AI Use Cases Across the Journey
AI can accelerate progress at every stage, provided it is applied strategically.
At the compliance stage, AI excels at automating data collection, regulatory reporting, certification questionnaires, and Scope 3 assessments, freeing scarce resources for higher-value work. AI-driven benchmarking can also highlight priority gaps relative to competitors.
In the risk –mitigation stage, AI can analyze climate exposure, identify high-risk sites or suppliers, prioritize mitigation actions, and estimate returns on investment. For example, Blackstone uses AI-enabled sustainability platforms to track progress across its portfolio, achieving significant energy savings and emissions reductions.
At the market-anticipation and champion stages, AI supports trend analysis, customer materiality assessments at scale, product lifecycle analysis, eco-design recommendations, and go-to-market strategies. Here, sustainability shifts decisively from cost management to revenue creation, AI helps identify which customer segments will pay premiums for low-carbon and resource-efficient solutions.

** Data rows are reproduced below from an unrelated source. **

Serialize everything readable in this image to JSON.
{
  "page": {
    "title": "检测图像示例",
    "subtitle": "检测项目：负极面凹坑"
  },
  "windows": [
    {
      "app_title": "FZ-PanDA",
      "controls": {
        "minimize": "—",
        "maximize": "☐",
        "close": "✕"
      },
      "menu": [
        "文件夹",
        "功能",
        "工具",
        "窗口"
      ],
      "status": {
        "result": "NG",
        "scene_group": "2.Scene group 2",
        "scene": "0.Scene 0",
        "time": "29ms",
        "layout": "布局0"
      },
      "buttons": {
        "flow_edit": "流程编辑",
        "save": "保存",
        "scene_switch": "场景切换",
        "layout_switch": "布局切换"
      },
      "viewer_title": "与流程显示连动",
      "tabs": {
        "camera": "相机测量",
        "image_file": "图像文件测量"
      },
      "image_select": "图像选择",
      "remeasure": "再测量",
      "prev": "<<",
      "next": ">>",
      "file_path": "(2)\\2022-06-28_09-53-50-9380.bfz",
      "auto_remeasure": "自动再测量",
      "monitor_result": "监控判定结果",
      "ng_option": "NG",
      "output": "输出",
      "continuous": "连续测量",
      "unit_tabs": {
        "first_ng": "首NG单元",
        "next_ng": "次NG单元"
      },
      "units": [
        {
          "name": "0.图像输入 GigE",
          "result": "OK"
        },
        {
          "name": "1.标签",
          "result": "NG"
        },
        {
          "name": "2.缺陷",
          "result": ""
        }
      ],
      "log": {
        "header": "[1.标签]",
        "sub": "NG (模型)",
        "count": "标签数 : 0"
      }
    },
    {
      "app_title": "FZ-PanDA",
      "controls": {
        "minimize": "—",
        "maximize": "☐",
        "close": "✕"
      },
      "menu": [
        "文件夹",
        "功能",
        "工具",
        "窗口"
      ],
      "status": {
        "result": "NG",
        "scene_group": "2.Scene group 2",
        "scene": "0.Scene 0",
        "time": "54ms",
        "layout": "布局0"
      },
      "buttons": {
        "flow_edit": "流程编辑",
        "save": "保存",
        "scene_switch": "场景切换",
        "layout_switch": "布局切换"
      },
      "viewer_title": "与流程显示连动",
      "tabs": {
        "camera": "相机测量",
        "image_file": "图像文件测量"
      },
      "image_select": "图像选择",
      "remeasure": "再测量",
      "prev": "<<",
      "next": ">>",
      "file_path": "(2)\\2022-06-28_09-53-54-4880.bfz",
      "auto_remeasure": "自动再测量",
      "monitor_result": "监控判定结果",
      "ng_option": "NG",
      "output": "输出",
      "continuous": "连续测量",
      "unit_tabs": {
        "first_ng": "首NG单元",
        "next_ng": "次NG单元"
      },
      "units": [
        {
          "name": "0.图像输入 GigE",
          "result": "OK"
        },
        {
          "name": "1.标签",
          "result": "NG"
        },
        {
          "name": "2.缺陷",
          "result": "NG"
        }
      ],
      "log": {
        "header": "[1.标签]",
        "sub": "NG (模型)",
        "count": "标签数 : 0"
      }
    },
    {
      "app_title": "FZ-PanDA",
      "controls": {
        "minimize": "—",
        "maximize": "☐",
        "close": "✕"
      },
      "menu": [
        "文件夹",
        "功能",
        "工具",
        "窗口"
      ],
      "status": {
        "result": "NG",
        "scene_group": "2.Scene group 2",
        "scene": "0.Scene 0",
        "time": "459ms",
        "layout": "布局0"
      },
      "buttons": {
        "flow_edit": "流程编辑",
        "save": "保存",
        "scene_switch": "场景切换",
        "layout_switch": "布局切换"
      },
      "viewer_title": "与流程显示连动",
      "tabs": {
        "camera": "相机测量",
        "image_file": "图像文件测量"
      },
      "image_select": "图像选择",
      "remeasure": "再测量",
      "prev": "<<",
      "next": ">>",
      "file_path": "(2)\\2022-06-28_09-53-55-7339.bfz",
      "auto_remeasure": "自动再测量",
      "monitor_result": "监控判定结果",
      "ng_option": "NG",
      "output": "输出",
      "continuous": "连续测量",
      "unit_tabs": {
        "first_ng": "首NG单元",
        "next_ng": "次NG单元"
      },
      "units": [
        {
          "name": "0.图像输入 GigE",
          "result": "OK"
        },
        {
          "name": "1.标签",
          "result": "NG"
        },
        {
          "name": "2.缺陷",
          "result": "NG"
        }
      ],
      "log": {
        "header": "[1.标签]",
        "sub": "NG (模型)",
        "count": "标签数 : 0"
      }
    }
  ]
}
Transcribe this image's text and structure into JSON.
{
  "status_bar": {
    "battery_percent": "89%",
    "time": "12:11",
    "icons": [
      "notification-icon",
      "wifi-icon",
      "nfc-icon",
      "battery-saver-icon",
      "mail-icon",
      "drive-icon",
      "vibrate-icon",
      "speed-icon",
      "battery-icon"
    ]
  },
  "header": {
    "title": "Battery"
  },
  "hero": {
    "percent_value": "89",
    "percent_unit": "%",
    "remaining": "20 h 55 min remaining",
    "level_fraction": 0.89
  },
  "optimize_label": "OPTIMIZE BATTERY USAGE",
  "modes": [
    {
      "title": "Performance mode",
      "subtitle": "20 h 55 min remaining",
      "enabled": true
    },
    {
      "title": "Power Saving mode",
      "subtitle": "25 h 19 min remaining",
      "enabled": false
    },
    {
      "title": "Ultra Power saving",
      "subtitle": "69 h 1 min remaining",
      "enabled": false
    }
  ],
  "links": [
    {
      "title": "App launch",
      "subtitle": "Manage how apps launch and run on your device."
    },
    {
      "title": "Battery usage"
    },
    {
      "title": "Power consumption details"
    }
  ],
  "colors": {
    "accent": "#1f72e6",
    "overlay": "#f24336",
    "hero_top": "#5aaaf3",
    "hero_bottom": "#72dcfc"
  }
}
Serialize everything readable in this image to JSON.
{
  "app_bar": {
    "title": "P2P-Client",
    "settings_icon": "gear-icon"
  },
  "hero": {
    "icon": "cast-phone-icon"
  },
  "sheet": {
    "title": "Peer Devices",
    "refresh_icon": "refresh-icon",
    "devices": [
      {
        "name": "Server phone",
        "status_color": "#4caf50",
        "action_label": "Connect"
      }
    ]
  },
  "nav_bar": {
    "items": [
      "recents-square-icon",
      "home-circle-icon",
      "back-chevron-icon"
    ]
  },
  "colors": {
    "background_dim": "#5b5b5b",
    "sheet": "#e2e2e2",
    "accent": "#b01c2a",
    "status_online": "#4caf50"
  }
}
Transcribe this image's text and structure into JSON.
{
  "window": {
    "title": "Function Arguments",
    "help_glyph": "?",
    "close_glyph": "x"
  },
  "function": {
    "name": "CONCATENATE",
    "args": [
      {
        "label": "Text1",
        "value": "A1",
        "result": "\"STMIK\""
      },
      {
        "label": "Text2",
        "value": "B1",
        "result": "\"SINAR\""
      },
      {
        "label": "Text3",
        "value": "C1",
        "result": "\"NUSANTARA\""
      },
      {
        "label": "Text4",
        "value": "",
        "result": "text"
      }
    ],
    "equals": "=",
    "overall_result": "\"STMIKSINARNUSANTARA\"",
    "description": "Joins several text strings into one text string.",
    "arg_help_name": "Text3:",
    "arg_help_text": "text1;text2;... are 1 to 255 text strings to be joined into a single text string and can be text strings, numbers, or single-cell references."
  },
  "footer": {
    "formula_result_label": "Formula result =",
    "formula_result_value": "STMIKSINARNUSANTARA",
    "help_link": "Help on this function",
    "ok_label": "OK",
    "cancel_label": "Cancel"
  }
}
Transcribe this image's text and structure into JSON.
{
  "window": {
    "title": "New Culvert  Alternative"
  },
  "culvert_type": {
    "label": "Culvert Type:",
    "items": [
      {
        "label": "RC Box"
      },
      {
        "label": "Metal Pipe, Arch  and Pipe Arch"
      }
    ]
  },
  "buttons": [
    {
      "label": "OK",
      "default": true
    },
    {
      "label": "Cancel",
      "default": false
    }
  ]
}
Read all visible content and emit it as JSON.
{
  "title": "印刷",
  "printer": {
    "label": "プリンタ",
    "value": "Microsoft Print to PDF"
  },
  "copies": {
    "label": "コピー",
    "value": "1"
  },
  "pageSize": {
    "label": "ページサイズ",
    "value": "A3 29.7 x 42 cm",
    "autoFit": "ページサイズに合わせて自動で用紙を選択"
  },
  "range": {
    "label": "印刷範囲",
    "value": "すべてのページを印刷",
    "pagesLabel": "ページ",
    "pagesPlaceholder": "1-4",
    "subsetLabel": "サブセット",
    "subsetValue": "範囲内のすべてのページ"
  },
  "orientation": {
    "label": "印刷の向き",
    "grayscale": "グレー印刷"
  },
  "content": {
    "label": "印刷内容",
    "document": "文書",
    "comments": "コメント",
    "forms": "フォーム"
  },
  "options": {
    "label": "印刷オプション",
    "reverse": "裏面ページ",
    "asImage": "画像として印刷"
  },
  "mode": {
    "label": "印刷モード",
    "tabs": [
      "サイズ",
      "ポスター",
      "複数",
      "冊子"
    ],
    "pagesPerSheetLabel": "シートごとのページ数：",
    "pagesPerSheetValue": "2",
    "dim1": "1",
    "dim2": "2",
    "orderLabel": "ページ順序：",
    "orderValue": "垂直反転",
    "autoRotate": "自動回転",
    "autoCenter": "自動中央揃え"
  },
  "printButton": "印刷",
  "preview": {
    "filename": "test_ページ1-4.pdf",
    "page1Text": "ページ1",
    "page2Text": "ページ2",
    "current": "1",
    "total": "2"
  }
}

Governance and Accountability
Despite its power, AI will never replace human expertise or accountability. Companies remain responsible for validating outputs, certifying results, and owning the consequences of decisions informed by AI. Strong governance, clear processes, and multidisciplinary expertise are essential to mitigate risks, including reputational risks from misuse or misinterpretation.
When deployed responsibly, AI can become a game changer, enabling organizations to move faster, operate more efficiently, innovate at scale, and embed sustainability into the core of their business models. In doing so, it empowers CSOs and executive teams to build resilient, future-ready organizations equipped for the challenges and opportunities ahead.